May 7th, 2007 at 5:24 pm
Oh, then in that case we should ignore and tolerate mass killings because the people deserved it.
May 7th, 2007 at 6:19 pm
I think Orwell had a great essay on this topic, but I’ll be damned if I can remember the name of it.
May 7th, 2007 at 6:30 pm
That is what heaven and hell are all about.
May 8th, 2007 at 2:54 am
I would like to see us be a bit less sloppy with regards to terms, especially our discussions of Communism. Stalinism was undoubtedly evil. As was Mao’s reign of terror. But is all communism in all circumstances evil? I don’t know. Stupid? Unworkable? Silly? I’ll agree with all three. But let’s look, for example, at the realities of both imperialism and the Cold War and let’s use as our backdrop Africa. in many cases, when given a choice between ruthless, murderous, rapacious capitalist imperialism and the option that communism seemed to provide, well, no wonder some ran toward the false promise of a Soviet Union that condemned the imperial endeavor. In South Africa the South African Communist Party was on the side of angels — they were the good guys fighting against the ardent anti-communist National party government. I’m glad the SACP did not prevail as the most powerful force within the tripartite alliance that is the ANC, but I am equally happy to see them have a place at the governing table as long as the most radical among them do not end up prevailing in terms of the country’s direction.
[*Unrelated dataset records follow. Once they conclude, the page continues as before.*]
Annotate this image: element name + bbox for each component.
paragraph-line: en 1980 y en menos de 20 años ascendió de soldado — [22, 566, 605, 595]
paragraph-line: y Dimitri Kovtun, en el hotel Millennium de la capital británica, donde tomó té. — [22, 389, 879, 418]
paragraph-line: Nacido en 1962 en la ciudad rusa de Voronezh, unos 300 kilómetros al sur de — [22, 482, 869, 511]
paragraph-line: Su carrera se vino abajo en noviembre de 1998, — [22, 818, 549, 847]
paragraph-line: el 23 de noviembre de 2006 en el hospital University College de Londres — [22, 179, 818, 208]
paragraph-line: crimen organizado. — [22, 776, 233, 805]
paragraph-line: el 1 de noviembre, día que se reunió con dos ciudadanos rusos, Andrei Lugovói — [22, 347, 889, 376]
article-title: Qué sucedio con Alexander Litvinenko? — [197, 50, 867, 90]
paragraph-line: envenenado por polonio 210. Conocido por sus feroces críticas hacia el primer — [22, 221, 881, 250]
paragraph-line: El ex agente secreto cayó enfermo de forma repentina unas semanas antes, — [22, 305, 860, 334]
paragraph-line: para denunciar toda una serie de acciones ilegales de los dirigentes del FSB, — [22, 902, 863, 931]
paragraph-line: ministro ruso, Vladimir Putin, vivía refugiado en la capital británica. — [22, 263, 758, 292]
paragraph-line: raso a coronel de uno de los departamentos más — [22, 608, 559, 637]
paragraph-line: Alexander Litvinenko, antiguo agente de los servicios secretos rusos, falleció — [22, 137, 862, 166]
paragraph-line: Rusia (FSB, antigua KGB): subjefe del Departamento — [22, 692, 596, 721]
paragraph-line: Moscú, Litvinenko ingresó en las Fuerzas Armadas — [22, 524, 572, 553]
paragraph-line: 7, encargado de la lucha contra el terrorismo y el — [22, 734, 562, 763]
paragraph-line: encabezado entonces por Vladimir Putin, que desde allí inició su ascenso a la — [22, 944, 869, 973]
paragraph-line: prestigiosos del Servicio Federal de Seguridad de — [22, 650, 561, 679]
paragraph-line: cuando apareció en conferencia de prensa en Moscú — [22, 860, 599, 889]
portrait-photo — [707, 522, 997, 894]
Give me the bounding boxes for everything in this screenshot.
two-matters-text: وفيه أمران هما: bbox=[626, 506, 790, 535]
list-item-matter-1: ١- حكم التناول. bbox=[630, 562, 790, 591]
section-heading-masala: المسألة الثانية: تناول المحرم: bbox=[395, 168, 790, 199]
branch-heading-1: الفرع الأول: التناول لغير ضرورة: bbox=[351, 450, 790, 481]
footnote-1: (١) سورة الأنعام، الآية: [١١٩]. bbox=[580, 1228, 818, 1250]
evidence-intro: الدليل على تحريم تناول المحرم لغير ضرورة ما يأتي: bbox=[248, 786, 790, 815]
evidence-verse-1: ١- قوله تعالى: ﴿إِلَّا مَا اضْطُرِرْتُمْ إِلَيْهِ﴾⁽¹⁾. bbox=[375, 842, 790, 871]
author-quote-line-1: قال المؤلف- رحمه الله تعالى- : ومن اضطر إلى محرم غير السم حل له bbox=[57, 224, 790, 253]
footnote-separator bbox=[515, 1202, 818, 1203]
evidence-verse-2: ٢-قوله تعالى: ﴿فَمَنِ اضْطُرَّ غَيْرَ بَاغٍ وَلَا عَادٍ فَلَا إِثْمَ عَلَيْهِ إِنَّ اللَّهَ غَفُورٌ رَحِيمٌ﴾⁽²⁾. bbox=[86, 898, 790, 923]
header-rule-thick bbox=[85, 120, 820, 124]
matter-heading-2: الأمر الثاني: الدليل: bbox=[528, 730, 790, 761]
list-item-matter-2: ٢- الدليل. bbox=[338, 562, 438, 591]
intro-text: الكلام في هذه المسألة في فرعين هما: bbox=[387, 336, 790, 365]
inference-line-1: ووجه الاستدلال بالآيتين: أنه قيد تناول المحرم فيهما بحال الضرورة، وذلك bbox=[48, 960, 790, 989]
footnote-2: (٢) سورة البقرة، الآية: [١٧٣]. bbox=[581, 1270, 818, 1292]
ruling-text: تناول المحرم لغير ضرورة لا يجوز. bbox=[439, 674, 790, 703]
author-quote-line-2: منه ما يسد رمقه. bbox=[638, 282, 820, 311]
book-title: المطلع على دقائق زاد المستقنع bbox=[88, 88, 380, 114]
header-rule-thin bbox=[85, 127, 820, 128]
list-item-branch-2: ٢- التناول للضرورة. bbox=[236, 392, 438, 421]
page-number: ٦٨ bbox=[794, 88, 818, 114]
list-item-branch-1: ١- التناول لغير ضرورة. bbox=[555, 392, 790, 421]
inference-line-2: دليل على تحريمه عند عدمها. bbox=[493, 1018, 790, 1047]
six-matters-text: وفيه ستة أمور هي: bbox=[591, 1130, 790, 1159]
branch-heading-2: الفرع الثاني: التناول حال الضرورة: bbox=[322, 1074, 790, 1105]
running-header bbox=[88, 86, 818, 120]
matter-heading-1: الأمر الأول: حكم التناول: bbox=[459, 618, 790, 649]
Nazism was particularly evil because it was based on a spectific time and place that perpetuated certain policies. Communism is simply a broader and more complicated phenomenon, and those who aver that it is “all the same anti-individualist tripe” frankly don’t have enough of a grasp of actual history to take seriously.
dcat
May 8th, 2007 at 4:20 am
Well, time to light my diploma on fire. Thanks to Derek’s chastisement, my major in history is now worthless. Yours can be too, if Derek disagrees with you!
May 8th, 2007 at 5:53 am
It has been recognized all along by all concerned that my diploma, including my major, was valueless - and I have consistently treated it accordingly.
May 8th, 2007 at 11:31 am
Then don’t devalue your history degree with stupid catagorical assertions based on generalizations that would not hold up in any freshman survey course.
It’s not a matter of whether I disagree with you. It is a matter of you saying something that was wrong and sophomoric and that was rather easy to disprove. Communism and Nazism are not, as you asserted, identical, and trying to turn the tables of the argument against me for pointing that out is not a very substantial argument, now is it. Yours was an argument driven by ideology, not history. I’ll gladly have the Communism-Nazism-Fascism-Socialism-Whateverism discussion with you if you would like. I’m sure we’ll disagree and you won’t be wrong because we do. But when you make the sort of base generalizations like you did to prove to the rest of us that you are ardently anticommunist (bold stand, that) you invite criticism of those views. It really isn’t that complicated, and hiding behind your undergraduate major (!) even if that degree is from Williams, does not change that fact.
dcat
May 8th, 2007 at 2:45 pm
This is all strangely reminiscent of the Spring 1988 crosses on Baxter lawn anti-apartheid protest.
As I recall, a certain very conservative fella with the initials D.K., who I recall was disgusted by the ANC tolerance of communists like Joe Slovo in its ranks, insisted that the crosses more properly commemorated the 30th anniversary of the Prague Spring.
So both sides argued over the meaning of the crosses ad nauseum, and nobody would take the damn things down until a day before graduation. As far as I could see, allowing Slovo a place at the table helped defeat fascism, and the commies were not a serious risk to South Africa.